A solid sphere rolls down two different inclined planes of the same heights but different angles of inclination. In each case, the ball will?

A.

Reach the bottom at the same time

B.

Will take longer time to roll down one plane

C.

Reach the bottom at an unpredictable time

D.

Reach the bottom at the same time and keeps rolling

Answer: Option B

Explanation:

Acceleration of the rolling sphere, a=gsinθ/((1+k^{2}/R^{2})) Velocity of the sphere at the bottom of the inclined plane, v=√(2gh/((1+k^{2}/R^{2}))) The sphere will take a longer time to roll down one plane than the other. It will take a larger time in case if the plane with smaller inclination because the acceleration is proportional to sinθ.

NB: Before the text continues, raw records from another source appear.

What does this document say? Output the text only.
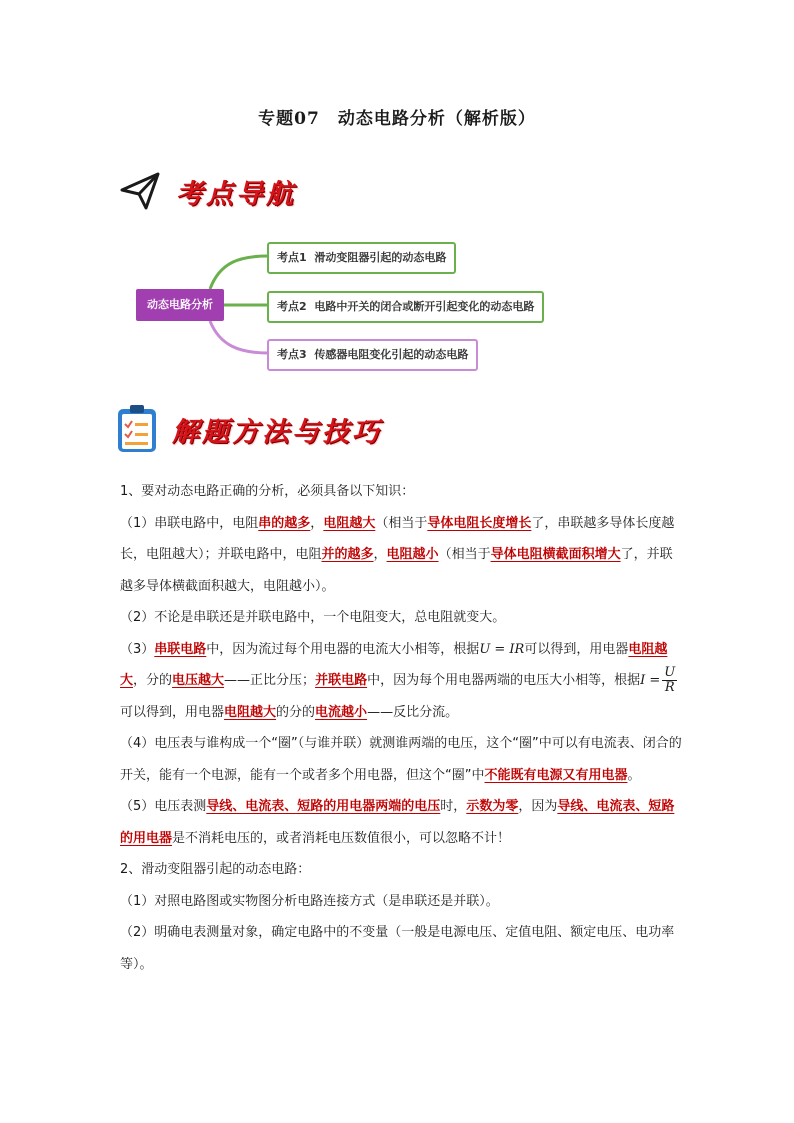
专题07　动态电路分析（解析版）
考点导航
动态电路分析
考点1 滑动变阻器引起的动态电路
考点2 电路中开关的闭合或断开引起变化的动态电路
考点3 传感器电阻变化引起的动态电路
解题方法与技巧

1、要对动态电路正确的分析，必须具备以下知识：

（1）串联电路中，电阻串的越多，电阻越大（相当于导体电阻长度增长了，串联越多导体长度越长，电阻越大）；并联电路中，电阻并的越多，电阻越小（相当于导体电阻横截面积增大了，并联越多导体横截面积越大，电阻越小）。

（2）不论是串联还是并联电路中，一个电阻变大，总电阻就变大。

（3）串联电路中，因为流过每个用电器的电流大小相等，根据U = IR可以得到，用电器电阻越大，分的电压越大——正比分压；并联电路中，因为每个用电器两端的电压大小相等，根据$I = \frac{U}{R}$
可以得到，用电器电阻越大的分的电流越小——反比分流。

（4）电压表与谁构成一个“圈”（与谁并联）就测谁两端的电压，这个“圈”中可以有电流表、闭合的开关，能有一个电源，能有一个或者多个用电器，但这个“圈”中不能既有电源又有用电器。

（5）电压表测导线、电流表、短路的用电器两端的电压时，示数为零，因为导线、电流表、短路的用电器是不消耗电压的，或者消耗电压数值很小，可以忽略不计！

2、滑动变阻器引起的动态电路：

（1）对照电路图或实物图分析电路连接方式（是串联还是并联）。

（2）明确电表测量对象，确定电路中的不变量（一般是电源电压、定值电阻、额定电压、电功率等）。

A hook of radius 2m weighs 100kg. It rolls along a horizontal floor so that its centre if mass has a speed of 20cm/s. How much work has to be done to stop it?

A.

5 J

B.

6 J

C.

2 J

D.

4 J

Answer: Option D

Explanation:

v_{cm}=20cm/s = 0.20ms Work required to stop the hoop = Rotational kinetic energy+Traslational kinetic energy Work required = 1/2Iω^{2}+1/2Mv^{2}cm=4J.

Where does the centre of mass of two particles of an equal mass lie?

A.

Inside the body

B.

Outside the body

C.

Near the first body

D.

Midway between them

Answer: Option D

Explanation:

The centre of mass of two particles of equal masses lies midway between them. Its position vector is the average of the position vectors of the two particles.

One solid sphere ‘A’ and another hollow sphere ‘B’ are of same mass and same outer radii. Their moments of inertia about their diameters are respectively IA and IB, such that?

A.

I_{A}=I_{B}

B.

I_{A} is greater thab I_{B}

C.

I_{A} is lesser than I_{B}

D.

I_{A}/I_{B} =ρ_{A}/ρ_{B}

Answer: Option C

Explanation:

In a hollow sphere, the mass is distributed away from the axis of rotation. So, its moment of inertia is greater than that of a solid sphere.